New Delhi, 13 Marzo 2008
Nuova serie di attentati terroristici in India. Oggi pomeriggio, la capitale New Delhi è stata scossa da una successione di 5 esplosioni, avvenute a pochi minuti di distanza in alcune delle aree più frequentate della città. 21 i morti, tra i quali anche un bambino di 2 anni, mentre i feriti sono almeno 90. Stando alla dinamica ricostruita dalle autorità, gli attentatori avrebbero usato cariche leggere, allestite su involucri difficili da individuare quali un bidone per i rifiuti, biciclette e scooter, piazzati in luoghi strategici molto frequentati, soprattutto il sabato pomeriggio. I primi 2 ordigni sono esplosi a Connaught Place, area centralissima ricca di boutique e locali alla moda, frequentata dalla borghesia indiana e da molti turisti stranieri (nessuno dei quali risulta tra le vittime). A distanza di 45 minuti sono poi esplose altre 3 bombe, una a Gaffar Market di Karol Bagh, le altre due lungo i boulevard di Greater Kailash I, zona di shopping prediletta dalla classe medio-alta di New Delhi. Trovati anche 3 ordigni inesplosi, collocati con modalità e tecniche simili in altri luoghi del centro, che nel caso fossero saltati in aria avrebbero sicuramente aumentato il numero delle vittime. A pochi minuti dalle prime deflagrazioni è arrivata la rivendicazione ad opera degli Indian Mujahideen (parte del SIMI, Student Islamic Movement of India), gruppo estremista responsabile anche degli attentati di Jaipur, che ha inviato un’e-mail a televisioni e radio, dichiarando: “in nome di Allah, gli indiani Mujahideen hanno colpito ancora una volta. Adesso provate a fermarci”.
Immediata la reazione delle autorità indiane, che hanno tratto in arresto due sospetti a Connaught Place, quindi fermato per accertamenti un 12enne a Karol Bagh, poi trattenuto come testimone oculare. In contemporanea, sono stati evacuati gli altri mercati della capitale, messe in allerta stazioni ferroviarie e degli autobus, aeroporti e luoghi considerati a rischio. Allarme esteso poi alle altre metropoli indiane, in particolare a Mumbai, la quale si teme possa diventare il prossimo obbiettivo, poi Chennai, Bangalore e Ahmedabad. Per quanto rapido a prestare soccorsi e nella predisposizione dello stato d’allarme nazionale, il Governo Singh (e il Congresso) continua a subire le strategie del terrore attuate dalle prolifere cellule presenti in India, senza riuscire a predisporre una efficace attività di prevenzione o olmeno a limitare l’emergenza. Una mancanza grave, soprattutto se si considera la vicinanza delle elezioni, che sta alimentando il malcontento della popolazione, sfociato in alcuni episodi di protesta nei confronti delle autorità impegnate nei soccorsi.

Quello di New Delhi, è l’ultimo di una lunga serie di attentati, che negli ultimi 5 anni hanno seminato morte e terrore in tutta l’India:
– 13 Marzo 2003, attentato bomba in un treno di Mumbai. 11 vittime.

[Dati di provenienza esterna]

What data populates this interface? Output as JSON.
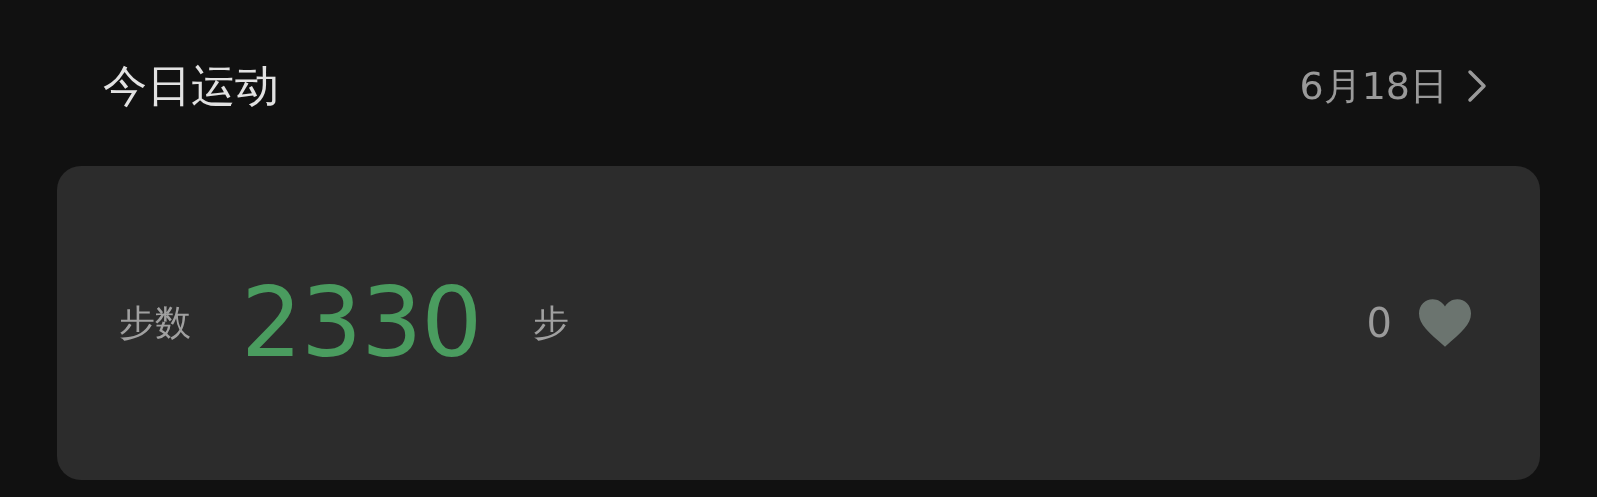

– 25 Agosto 2003, due autobomba a Mumbai. 60 vittime.
– 15 Agosto 2004, una bomba esplode in Assam (stato nord orientale). Uccise 16 persone, soprattutto scolari.
– 29 Ottobre 2005, 66 persone uccise da tre esplosioni nei mercati di New Delhi.
– 7 Marzo 2006, tre esplosioni in successione nella sacra città di Varanasi. 15 morti e 60 feriti gravi.
– 11 Luglio 2006, sette bombe esplodono in altrettanti punti della rete ferroviaria di Mumbai, causando 180 morti.
– 19 Febbraio 2007, doppia esplosione sul treno di collegamento India-Pakistan. 66 passeggeri bruciati vivi, soprattutto pakistani.
– 18 Maggio 2007, durante la preghiera del venerdì, una bomba esplode all’interno di una importante moschea di Hyderabad uccidendo 11 persone. In seguito la polizia ucciderà 5 musulmani durante una manifestazione di protesta contro gli attentati.
– 25 Agosto 2007, serie di tre esplosioni sincronizzate in un parco di divertimenti e lungo un marciapiede a Hyderabad. 40 vittime.
– 13 Maggio 2008, sette bombe esplodono in zone ad alta frequentazione di Jaipu (Rajastan), in particolare templi hindu e mercati, uccidendo 63 persone.
– 25 Luglio 2008, otto piccoli ordigni esplodono nel cuore del centro tecnologico di Bangalore. Muore una donna e 15 feriti gravi.
– 26 Luglio 2008, altri sedici ordigni di piccoli dimensioni fatti esplodere ad Ahmedabad, uccidendo 45 persone.